A cute challenge with OCaml's polymorphic variants

While refactoring an OCaml project, I wanted to deduplicate some code, although it was not obvious whether that would be possible. To illustrate the situation, I have extracted the following cute challenge from the project.

Setup

The code in question implements bits of some mathematical structures. Understanding the mathematical side is not strictly necessary to approach the challenge: you could just look at the OCaml code. Nevertheless, I will present the mathematical details to give some context.

Partial orders

Consider the partial order depicted by the following Hasse diagram:

graph BT
   warning("Warning");
   error("Error");
   safe("Safe");

   safe & error --- warning;

In OCaml, we can define the ordered elements using a polymorphic variant type:

type reachable = [`Warning | `Safe | `Error]
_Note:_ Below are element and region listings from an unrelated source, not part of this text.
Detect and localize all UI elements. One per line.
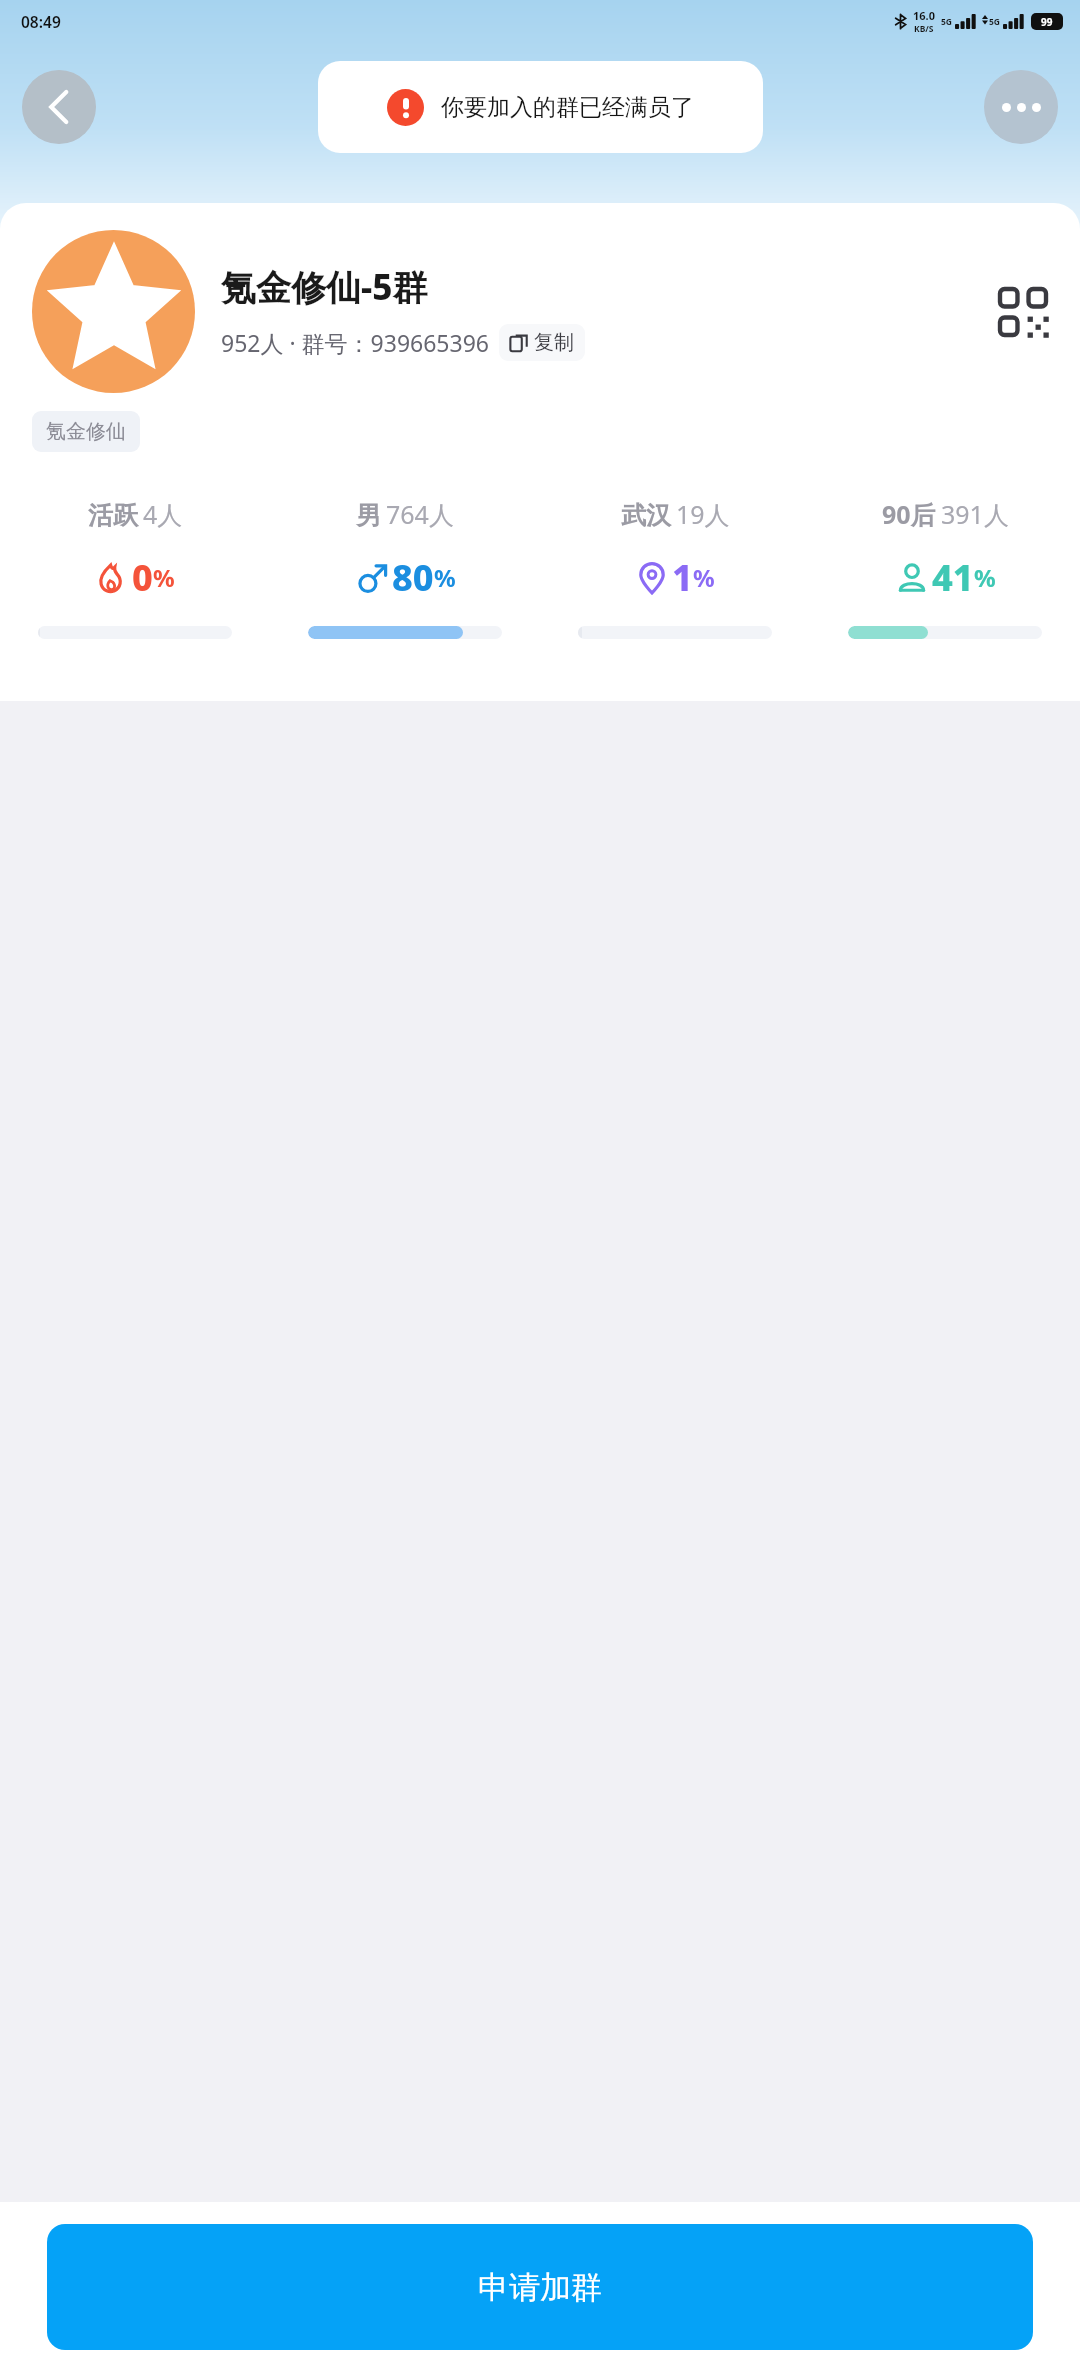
staticText: 氪金修仙-5群 (221, 263, 428, 311)
button[interactable]: 氪金修仙 (46, 419, 126, 444)
staticText: 0 (132, 553, 153, 602)
staticText: 活跃 (88, 500, 138, 531)
staticText: 391人 (941, 497, 1009, 531)
button[interactable]: 武汉 (540, 497, 810, 639)
button[interactable]: Group QR code (994, 283, 1052, 341)
staticText: 复制 (534, 330, 574, 355)
staticText: 5G (989, 16, 1001, 28)
staticText: 99 (1041, 15, 1053, 29)
staticText: 你要加入的群已经满员了 (441, 93, 694, 122)
button[interactable]: Back (22, 70, 96, 144)
staticText: 4人 (143, 497, 183, 531)
button[interactable]: More options (984, 70, 1058, 144)
staticText: 19人 (676, 497, 730, 531)
button[interactable]: 活跃 (0, 497, 270, 639)
staticText: 764人 (386, 497, 454, 531)
button[interactable] (32, 230, 195, 393)
staticText: 80 (392, 553, 434, 602)
staticText: 16.0 (913, 8, 935, 23)
staticText: 武汉 (621, 500, 671, 531)
button[interactable]: 复制 (510, 330, 574, 355)
staticText: % (434, 561, 456, 594)
staticText: 41 (932, 553, 974, 602)
staticText: 952人 · 群号：939665396 (221, 327, 489, 358)
button[interactable]: 男 (270, 497, 540, 639)
staticText: 男 (356, 500, 381, 531)
button[interactable]: 申请加群 (47, 2224, 1033, 2350)
button[interactable]: 90后 (810, 497, 1080, 639)
staticText: 申请加群 (478, 2268, 602, 2307)
staticText: 08:49 (21, 11, 61, 32)
staticText: 90后 (882, 497, 936, 531)
staticText: % (974, 561, 996, 594)
staticText: % (693, 561, 715, 594)
staticText: 1 (672, 553, 693, 602)
staticText: % (153, 561, 175, 594)
staticText: 5G (941, 16, 953, 28)
staticText: 氪金修仙 (46, 419, 126, 444)
staticText: KB/S (914, 23, 934, 35)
Now, consider the following extension of the partial order:

graph BT
   warning("Warning");
   error("Error");
   safe("Safe");
   unreachable("Unreachable");

   unreachable --- safe & error --- warning;

In OCaml, we can define the elements using another polymorphic variant:

type t = [reachable | `Unreachable]

which is just equivalent to

type t = [`Warning | `Safe | `Error | `Unreachable]

Least upper bounds

The pairwise least upper bounds (aka joins) of elements in the latter partial order (on t) are given by the table:

  Warning Safe Error Unreachable
Warning Warning Warning Warning Warning
Safe Warning Safe Warning Safe
Error Warning Warning Error Error
Unreachable Warning Safe Error Unreachable

In OCaml, we can implement this table directly using pattern matching:

let join x y =
  match x, y with
  | `Warning,     `Warning     -> `Warning
  | `Warning,     `Safe        -> `Warning
  | `Warning,     `Error       -> `Warning
  | `Warning,     `Unreachable -> `Warning
  | `Safe,        `Warning     -> `Warning
  | `Safe,        `Safe        -> `Safe
  | `Safe,        `Error       -> `Warning
  | `Safe,        `Unreachable -> `Safe
  | `Error,       `Warning     -> `Warning
  | `Error,       `Safe        -> `Warning
  | `Error,       `Error       -> `Error
  | `Error,       `Unreachable -> `Error
  | `Unreachable, `Warning     -> `Warning
  | `Unreachable, `Safe        -> `Safe
  | `Unreachable, `Error       -> `Error
  | `Unreachable, `Unreachable -> `Unreachable

(This is far from the most compact way to do so.)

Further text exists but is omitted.